At last they reached the lower slopes of the Mountains themselves. Rock rose above them, dwarfing even Owlheart, the tallest of the mammoths; Silverhair could see how the rock face had been carved and shattered by frost. The clamor of ice and shattering rock was deafening for the mammoths, making it impossible for them to sense what might lie beyond.

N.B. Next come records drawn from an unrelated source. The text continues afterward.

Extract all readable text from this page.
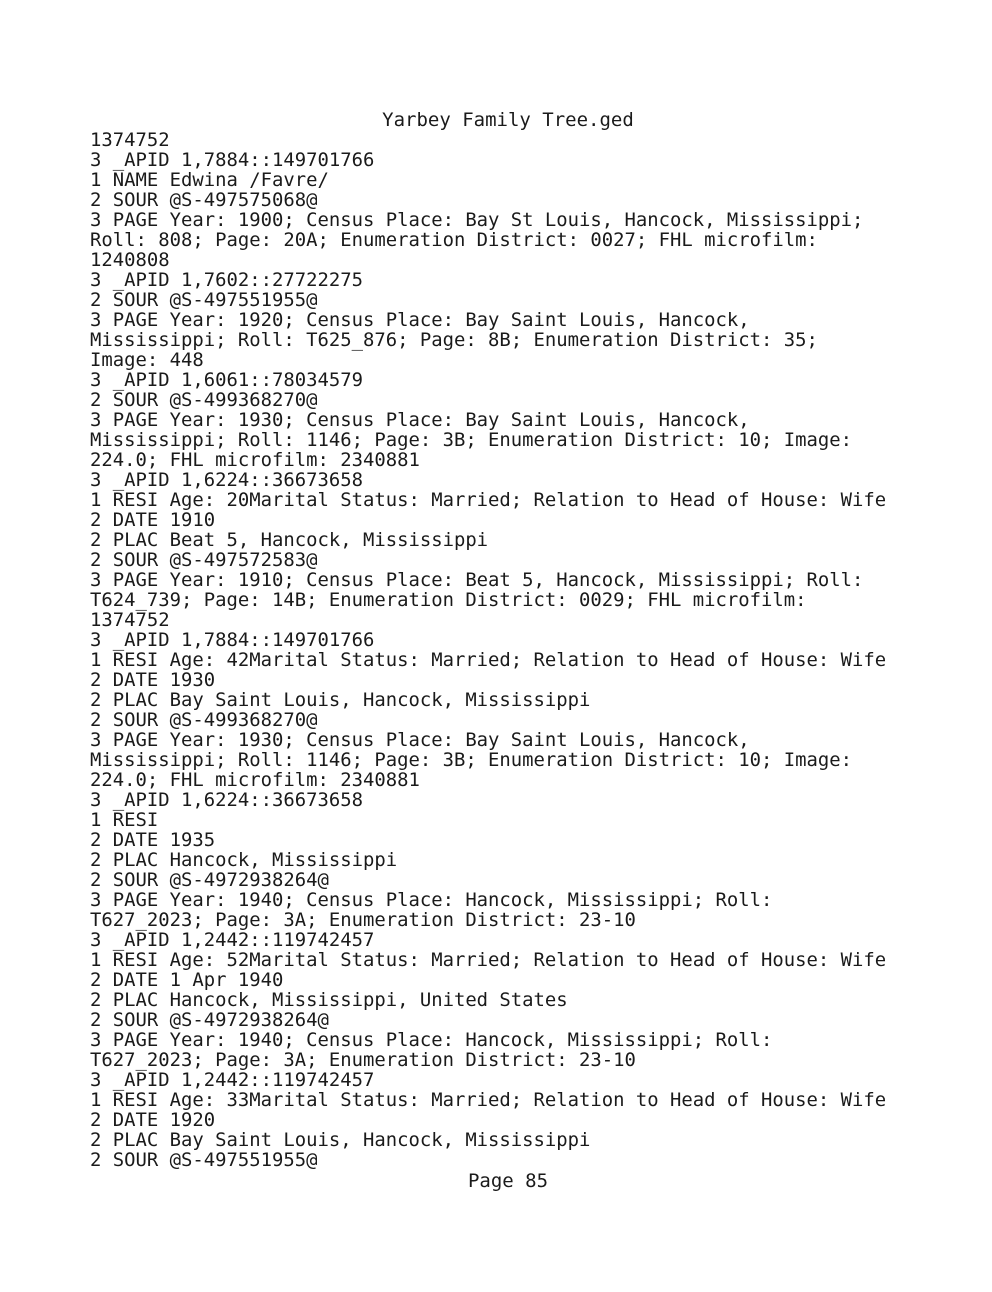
Yarbey Family Tree.ged
1374752
3 _APID 1,7884::149701766
1 NAME Edwina /Favre/
2 SOUR @S-497575068@
3 PAGE Year: 1900; Census Place: Bay St Louis, Hancock, Mississippi;
Roll: 808; Page: 20A; Enumeration District: 0027; FHL microfilm:
1240808
3 _APID 1,7602::27722275
2 SOUR @S-497551955@
3 PAGE Year: 1920; Census Place: Bay Saint Louis, Hancock,
Mississippi; Roll: T625_876; Page: 8B; Enumeration District: 35;
Image: 448
3 _APID 1,6061::78034579
2 SOUR @S-499368270@
3 PAGE Year: 1930; Census Place: Bay Saint Louis, Hancock,
Mississippi; Roll: 1146; Page: 3B; Enumeration District: 10; Image:
224.0; FHL microfilm: 2340881
3 _APID 1,6224::36673658
1 RESI Age: 20Marital Status: Married; Relation to Head of House: Wife
2 DATE 1910
2 PLAC Beat 5, Hancock, Mississippi
2 SOUR @S-497572583@
3 PAGE Year: 1910; Census Place: Beat 5, Hancock, Mississippi; Roll:
T624_739; Page: 14B; Enumeration District: 0029; FHL microfilm:
1374752
3 _APID 1,7884::149701766
1 RESI Age: 42Marital Status: Married; Relation to Head of House: Wife
2 DATE 1930
2 PLAC Bay Saint Louis, Hancock, Mississippi
2 SOUR @S-499368270@
3 PAGE Year: 1930; Census Place: Bay Saint Louis, Hancock,
Mississippi; Roll: 1146; Page: 3B; Enumeration District: 10; Image:
224.0; FHL microfilm: 2340881
3 _APID 1,6224::36673658
1 RESI
2 DATE 1935
2 PLAC Hancock, Mississippi
2 SOUR @S-4972938264@
3 PAGE Year: 1940; Census Place: Hancock, Mississippi; Roll:
T627_2023; Page: 3A; Enumeration District: 23-10
3 _APID 1,2442::119742457
1 RESI Age: 52Marital Status: Married; Relation to Head of House: Wife
2 DATE 1 Apr 1940
2 PLAC Hancock, Mississippi, United States
2 SOUR @S-4972938264@
3 PAGE Year: 1940; Census Place: Hancock, Mississippi; Roll:
T627_2023; Page: 3A; Enumeration District: 23-10
3 _APID 1,2442::119742457
1 RESI Age: 33Marital Status: Married; Relation to Head of House: Wife
2 DATE 1920
2 PLAC Bay Saint Louis, Hancock, Mississippi
2 SOUR @S-497551955@
Page 85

They walked in the lee of the Mountains, until they came to a great glacier. It lay in a valley gouged through the rock, just as a mammoth’s tongue lies in her jawbone. The ice at the glacier’s snout lay in graying, broken heaps across the frozen ground. Beyond, to the north, the glacier was a ribbon of dazzling white, a frozen river that disappeared into the mist of the Mountains; and it seemed to draw the staring Silverhair with it.

Foxeye said, "We shouldn’t be here. This isn’t a place for mammoths. The Cycle says so…"

"There is a way through the Mountains," said Owlheart.

"How do you know?" asked Foxeye.

Owlheart said, "Wolfnose — my Matriarch — once told me of a time when she was but a calf, and the Matriarch then had memories of long before… There was a Bull calf with more curiosity than sense. Rather like you, Silverhair. He went wandering off by himself. He followed a glacier into the Mountains, and he said it broke right through the Mountains to the northern side. Although he didn’t follow it to its end…"

Suddenly Owlheart’s audacious plan was clear to Silverhair. She stood before the glacier, awed. "So this is a path broken through the Mountains by the ice. Just as mammoths will break a path through a forest."